Stephen Harper has announced that he will allow (oh thank you, master) a debate in the House of Commons on the Canadian mission in Afghanistan. This is good news for many of us that have suggested its necessity, but is it all good? Like, what’s with this?
“It will not be a votable debate, in other words they will not vote on Canadian participation,” CTV’s Ottawa Bureau Chief Robert Fife told CTV Newsnet. “This will be an opportunity for members of Parliament from all sides of the house to debate and discuss Canada’s mission in Afghanistan and, of course, the concerns of some MPs about the growing list of casualties.”
So instead of a debate that means something, we get an opportunity for every MP to stand up wearing a Canadian flag lapel pin and somberly intone how much he or she honours the troops and hopes no one else gets hurt? Why not allow a vote? Does Harper actually think that he would lose a vote on the mission, or is he scared of setting some sort of awkward democratic precedent? What is the purpose of a debate that doesn’t result in a decision? That’s just a conversation. Why would parliamentarians bother showing up other than for their sound bite for the next election campaign ad? If he wants to simply tell the Canadian people about the mission, why not just go on TV for an hour some night during prime time and lay it out.
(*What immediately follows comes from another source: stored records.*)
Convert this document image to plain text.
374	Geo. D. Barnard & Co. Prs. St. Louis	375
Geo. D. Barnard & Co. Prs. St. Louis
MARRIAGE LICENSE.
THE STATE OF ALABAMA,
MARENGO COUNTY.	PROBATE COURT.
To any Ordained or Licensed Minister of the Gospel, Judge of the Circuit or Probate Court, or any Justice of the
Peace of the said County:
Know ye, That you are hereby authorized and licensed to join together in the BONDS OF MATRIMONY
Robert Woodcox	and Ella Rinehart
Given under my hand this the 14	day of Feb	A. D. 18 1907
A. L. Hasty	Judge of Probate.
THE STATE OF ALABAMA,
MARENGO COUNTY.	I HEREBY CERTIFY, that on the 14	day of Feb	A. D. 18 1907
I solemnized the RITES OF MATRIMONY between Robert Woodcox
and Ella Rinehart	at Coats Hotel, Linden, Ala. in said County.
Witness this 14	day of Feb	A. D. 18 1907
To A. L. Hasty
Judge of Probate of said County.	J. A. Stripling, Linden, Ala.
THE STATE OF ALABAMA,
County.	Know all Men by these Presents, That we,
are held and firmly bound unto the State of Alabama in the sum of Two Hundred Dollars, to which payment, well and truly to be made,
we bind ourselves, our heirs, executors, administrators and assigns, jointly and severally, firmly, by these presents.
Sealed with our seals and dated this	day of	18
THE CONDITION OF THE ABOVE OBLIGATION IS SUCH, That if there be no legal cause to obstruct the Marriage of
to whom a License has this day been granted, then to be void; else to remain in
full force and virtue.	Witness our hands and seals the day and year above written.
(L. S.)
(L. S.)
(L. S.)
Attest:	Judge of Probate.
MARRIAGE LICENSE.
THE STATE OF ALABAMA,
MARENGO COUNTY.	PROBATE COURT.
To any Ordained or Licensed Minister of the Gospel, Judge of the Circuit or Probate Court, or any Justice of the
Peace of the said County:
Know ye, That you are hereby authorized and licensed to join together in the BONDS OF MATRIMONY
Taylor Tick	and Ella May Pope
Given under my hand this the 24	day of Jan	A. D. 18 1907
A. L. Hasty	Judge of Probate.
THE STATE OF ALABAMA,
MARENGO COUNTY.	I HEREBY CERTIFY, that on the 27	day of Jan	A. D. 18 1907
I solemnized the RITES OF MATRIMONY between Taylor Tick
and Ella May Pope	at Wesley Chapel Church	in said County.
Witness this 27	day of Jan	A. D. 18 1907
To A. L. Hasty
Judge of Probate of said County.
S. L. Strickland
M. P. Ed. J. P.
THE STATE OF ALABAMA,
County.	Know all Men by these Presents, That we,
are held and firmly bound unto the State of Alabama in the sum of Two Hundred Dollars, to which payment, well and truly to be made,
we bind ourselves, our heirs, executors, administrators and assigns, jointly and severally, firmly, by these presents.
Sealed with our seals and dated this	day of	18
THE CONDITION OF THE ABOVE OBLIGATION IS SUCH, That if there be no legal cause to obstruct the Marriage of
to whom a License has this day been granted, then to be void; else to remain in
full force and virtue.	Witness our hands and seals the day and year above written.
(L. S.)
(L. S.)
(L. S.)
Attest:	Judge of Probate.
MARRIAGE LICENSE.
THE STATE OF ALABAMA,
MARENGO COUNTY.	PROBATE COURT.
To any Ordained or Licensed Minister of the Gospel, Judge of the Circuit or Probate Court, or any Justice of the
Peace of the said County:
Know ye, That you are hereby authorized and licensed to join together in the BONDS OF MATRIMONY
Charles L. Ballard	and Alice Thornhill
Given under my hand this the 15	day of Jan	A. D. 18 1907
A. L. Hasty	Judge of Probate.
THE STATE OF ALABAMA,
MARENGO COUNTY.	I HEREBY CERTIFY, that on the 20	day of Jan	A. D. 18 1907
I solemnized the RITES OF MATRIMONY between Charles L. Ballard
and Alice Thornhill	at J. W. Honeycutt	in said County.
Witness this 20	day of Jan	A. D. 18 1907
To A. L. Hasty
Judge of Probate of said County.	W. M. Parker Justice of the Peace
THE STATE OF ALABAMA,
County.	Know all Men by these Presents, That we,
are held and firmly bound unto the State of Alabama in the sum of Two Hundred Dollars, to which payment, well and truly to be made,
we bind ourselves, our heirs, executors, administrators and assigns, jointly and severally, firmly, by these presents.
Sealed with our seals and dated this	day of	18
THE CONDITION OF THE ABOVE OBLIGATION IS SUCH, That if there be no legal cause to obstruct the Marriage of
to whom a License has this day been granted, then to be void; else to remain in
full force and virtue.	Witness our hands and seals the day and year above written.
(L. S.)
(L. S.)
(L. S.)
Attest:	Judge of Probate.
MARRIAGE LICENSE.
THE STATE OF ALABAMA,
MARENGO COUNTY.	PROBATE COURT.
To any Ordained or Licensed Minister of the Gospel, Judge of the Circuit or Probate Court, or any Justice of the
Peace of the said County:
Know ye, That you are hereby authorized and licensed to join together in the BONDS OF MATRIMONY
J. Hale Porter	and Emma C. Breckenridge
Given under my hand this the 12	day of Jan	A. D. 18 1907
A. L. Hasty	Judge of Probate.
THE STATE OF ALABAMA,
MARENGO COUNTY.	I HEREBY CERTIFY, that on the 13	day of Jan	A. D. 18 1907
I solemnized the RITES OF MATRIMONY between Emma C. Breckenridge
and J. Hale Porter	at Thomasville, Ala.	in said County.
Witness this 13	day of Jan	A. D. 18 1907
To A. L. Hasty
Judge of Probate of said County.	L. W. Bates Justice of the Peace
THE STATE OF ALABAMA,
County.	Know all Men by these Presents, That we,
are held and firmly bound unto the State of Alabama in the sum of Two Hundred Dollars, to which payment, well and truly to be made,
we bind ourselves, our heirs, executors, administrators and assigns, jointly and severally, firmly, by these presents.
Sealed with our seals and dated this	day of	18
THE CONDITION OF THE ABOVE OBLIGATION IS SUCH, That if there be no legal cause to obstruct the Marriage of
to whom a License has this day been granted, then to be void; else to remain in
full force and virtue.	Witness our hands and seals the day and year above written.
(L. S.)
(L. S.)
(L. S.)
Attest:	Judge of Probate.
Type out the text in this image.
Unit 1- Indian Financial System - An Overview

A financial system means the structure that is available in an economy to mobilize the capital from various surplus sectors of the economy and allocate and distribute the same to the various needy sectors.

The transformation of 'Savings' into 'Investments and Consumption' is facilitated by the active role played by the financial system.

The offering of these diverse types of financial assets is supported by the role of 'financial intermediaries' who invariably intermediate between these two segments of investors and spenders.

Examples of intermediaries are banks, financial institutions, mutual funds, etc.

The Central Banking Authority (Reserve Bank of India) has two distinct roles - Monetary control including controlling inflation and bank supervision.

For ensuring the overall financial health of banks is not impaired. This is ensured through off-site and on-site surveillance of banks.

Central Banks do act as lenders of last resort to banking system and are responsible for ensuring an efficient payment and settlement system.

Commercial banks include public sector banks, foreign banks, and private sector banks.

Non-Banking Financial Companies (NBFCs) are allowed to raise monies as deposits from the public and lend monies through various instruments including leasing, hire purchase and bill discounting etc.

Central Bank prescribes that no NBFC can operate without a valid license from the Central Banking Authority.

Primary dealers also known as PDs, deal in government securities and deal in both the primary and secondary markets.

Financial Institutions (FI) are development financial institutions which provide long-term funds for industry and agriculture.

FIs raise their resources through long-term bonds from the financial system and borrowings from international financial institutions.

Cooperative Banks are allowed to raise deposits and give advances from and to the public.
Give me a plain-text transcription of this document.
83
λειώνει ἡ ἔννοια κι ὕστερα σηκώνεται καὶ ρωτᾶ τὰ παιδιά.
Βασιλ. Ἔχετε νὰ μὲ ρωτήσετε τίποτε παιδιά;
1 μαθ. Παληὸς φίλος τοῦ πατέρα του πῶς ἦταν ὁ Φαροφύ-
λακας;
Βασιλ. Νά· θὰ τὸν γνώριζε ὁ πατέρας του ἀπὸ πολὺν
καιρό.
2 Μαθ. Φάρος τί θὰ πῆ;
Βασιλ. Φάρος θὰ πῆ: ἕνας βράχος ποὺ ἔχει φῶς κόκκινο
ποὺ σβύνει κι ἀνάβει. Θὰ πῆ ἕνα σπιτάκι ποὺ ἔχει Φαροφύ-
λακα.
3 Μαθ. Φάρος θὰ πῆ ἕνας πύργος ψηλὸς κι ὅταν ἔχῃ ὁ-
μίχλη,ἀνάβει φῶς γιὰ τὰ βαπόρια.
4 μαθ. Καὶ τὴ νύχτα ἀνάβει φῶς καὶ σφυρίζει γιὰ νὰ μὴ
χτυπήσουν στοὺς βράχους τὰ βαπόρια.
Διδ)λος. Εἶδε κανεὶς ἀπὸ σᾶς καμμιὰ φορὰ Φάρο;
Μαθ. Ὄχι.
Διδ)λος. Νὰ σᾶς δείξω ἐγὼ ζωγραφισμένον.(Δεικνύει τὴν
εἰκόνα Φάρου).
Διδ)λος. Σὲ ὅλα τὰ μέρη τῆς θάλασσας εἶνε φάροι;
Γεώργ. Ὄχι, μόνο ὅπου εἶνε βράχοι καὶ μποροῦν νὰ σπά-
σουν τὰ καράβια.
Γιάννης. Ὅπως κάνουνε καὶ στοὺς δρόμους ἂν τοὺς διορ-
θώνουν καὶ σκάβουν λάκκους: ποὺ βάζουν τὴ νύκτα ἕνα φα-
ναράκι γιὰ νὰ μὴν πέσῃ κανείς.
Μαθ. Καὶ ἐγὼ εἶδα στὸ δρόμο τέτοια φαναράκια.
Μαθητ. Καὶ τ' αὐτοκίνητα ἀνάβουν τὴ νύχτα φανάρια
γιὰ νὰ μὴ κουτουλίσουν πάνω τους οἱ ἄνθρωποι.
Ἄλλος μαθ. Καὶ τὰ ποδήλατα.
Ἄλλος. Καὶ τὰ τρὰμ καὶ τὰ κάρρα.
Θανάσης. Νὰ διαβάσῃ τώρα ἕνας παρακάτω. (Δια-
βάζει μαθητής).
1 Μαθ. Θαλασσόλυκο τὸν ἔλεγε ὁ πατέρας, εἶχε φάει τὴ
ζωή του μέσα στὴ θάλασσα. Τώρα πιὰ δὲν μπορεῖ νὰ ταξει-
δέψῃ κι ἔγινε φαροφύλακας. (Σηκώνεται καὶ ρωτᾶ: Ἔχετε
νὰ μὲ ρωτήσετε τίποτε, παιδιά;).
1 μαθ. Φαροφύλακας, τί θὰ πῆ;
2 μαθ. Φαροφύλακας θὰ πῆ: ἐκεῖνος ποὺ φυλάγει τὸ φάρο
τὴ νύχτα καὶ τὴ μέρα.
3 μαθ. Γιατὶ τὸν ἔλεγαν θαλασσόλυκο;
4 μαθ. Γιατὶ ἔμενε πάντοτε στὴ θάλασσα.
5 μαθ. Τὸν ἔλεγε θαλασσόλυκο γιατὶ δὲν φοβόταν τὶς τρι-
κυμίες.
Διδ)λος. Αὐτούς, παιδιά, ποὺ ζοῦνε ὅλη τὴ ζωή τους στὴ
In my own squeaky little voice, I have called for a debate in Parliament on this issue several times in previous posts and in comments and conversations with other bloggers, but I have always maintained that we need to have a vote on the mission in order for the discussion to mean anything. If Stephen Harper is too afraid to “bring it” (as all the kids are saying these days , then why does he expect our armed forces to do so? If he wants Canadians to back the mission, then let us say go or no.
In rejecting a debate only recently, he said that “To do so would not only be not in the best interests of Canada’s international reputation… it would be a betrayal of the brave men and women we have in the field who are in danger”. This is tripe – to send them without consulting Parliament is anti-democratic and to hide behind their sense of duty is cowardice. If Stephen Harper actually believes the mission is important, as I do, he will have a full vote in the House of Commons, one that I’m sure would win near if not absolute unanimous approval.
I am aware that Stephen Harper inherited the Afghanistan mission from a Liberal government that did not consult Parliament and I’m also aware that the NDP were not nearly loud enough in requesting a debate either when the mission began in 2001 or when it was expanded later. The opposition has handed Harper a golden opportunity to right a wrong.
Or he could just use it as a cynical attempt to ameliorate the NDP request for a real debate and then move on to the Big Five.